CHATGPT is amazing but only a text model. What if it was able to take decisions and perform actions like an AGI?
In this hackathon we tried to solve this problem end-to-end for a browser. SAMARTH is capable of taking any instruction which can be done in a browser from user form CLI or voice and executing it automatically. For example, you can ask it to find someone one LinkedIn and send a connection request with a message and it will be done fully automatically for you.
You can also use it for more complex tasks like booking a cab from one location to another. It can be used to automate many day-to-day activites in browser and save you a ton of time.

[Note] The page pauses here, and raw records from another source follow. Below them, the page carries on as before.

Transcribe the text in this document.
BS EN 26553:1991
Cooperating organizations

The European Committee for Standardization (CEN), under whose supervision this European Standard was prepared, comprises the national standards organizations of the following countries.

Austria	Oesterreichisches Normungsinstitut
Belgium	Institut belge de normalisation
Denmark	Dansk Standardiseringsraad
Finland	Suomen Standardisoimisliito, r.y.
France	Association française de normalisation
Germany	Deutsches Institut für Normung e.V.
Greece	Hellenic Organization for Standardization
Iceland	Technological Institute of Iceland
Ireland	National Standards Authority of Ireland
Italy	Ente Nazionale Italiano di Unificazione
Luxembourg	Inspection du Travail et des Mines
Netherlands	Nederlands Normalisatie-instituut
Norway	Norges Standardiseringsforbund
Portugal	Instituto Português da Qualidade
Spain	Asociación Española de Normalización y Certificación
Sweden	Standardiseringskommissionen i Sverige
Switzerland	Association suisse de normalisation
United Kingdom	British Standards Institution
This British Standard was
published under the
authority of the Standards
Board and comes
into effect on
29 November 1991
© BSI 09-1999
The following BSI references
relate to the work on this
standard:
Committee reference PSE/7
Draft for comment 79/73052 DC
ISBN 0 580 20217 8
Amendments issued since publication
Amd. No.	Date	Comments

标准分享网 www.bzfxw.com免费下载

We have used Playwright for scrapping and navigating across websites and GPT-3 API for processing information and taking actions. Presently, it is a CLI tool and also can also take voice input.
It has displayed near-AGI results and with more powerful GPT model and better prompt engineering, it can achieve much more.
The most challenging part was scrapping the website and presenting it in an understandable way to GPT so that it can give read in a single prompt. We spent a lot of time to extract the DOM out of the website using playwright by playing around with Chrome Debugger Protocol.
We've also faced issues in generating the prompts from GPT model because it's limited to certain number of tokens per day which made us difficult to test in various scenarios.
We also tried to make the script login automatically in some websites where Sign in is requried but there are some permissions related to bot activity which doesn't allow this process.